Given a binary search tree (BST) with duplicates, find all the mode(s) (the most frequently occurred element) in the given BST.

Assume a BST is defined as follows:

  • The left subtree of a node contains only nodes with keys less than or equal to the node's key.
  • The right subtree of a node contains only nodes with keys greater than or equal to the node's key.
  • Both the left and right subtrees must also be binary search trees.

 

For example:
Given BST [1,null,2,2],

   1
    \
     2
    /
   2

 

return [2].

Note: If a tree has more than one mode, you can return them in any order.
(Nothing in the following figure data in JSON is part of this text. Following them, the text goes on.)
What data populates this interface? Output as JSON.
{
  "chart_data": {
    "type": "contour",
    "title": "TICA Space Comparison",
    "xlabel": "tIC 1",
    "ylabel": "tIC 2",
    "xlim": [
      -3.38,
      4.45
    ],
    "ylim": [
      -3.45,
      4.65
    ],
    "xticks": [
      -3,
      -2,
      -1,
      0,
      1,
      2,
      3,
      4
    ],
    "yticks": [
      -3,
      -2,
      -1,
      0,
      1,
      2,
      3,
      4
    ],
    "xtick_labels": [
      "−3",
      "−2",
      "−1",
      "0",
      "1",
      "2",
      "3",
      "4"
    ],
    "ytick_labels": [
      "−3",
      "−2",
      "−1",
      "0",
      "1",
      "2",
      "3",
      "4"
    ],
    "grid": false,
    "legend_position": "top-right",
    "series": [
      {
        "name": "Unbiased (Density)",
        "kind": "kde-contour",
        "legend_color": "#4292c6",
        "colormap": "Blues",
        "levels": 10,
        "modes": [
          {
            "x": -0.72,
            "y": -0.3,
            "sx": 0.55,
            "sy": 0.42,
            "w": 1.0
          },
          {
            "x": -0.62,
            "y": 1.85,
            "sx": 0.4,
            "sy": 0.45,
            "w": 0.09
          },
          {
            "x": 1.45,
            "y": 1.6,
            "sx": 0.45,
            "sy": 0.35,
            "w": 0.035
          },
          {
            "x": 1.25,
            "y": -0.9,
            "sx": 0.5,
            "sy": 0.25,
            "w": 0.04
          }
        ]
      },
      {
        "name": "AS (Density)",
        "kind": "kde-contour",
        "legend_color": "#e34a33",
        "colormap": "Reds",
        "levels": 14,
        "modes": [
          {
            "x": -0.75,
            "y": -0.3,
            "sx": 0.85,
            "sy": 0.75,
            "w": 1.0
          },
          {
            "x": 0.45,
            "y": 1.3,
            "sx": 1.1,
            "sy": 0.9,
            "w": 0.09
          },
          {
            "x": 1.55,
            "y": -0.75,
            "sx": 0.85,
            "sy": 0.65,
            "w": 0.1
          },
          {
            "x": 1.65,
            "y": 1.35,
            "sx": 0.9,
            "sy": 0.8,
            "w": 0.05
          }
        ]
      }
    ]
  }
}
Follow up: Could you do that without using any extra space? (Assume that the implicit stack space incurred due to recursion does not count).

public class Solution {
    Map<Integer, Integer> map; 
    int max = 0;
    public int[] findMode(TreeNode root) {
        if(root==null) return new int[0]; 
        this.map = new HashMap<>(); 
        
        inorder(root); 
        
        List<Integer> list = new LinkedList<>();
        for(int key: map.keySet()){
            if(map.get(key) == max) list.add(key);
        }
        
        int[] res = new int[list.size()];
        for(int i = 0; i<res.length; i++) res[i] = list.get(i);
        return res; 
    }
    
    private void inorder(TreeNode node){
        if(node.left!=null) inorder(node.left);
        map.put(node.val, map.getOrDefault(node.val, 0)+1);
        max = Math.max(max, map.get(node.val));
        if(node.right!=null) inorder(node.right); 
    }
}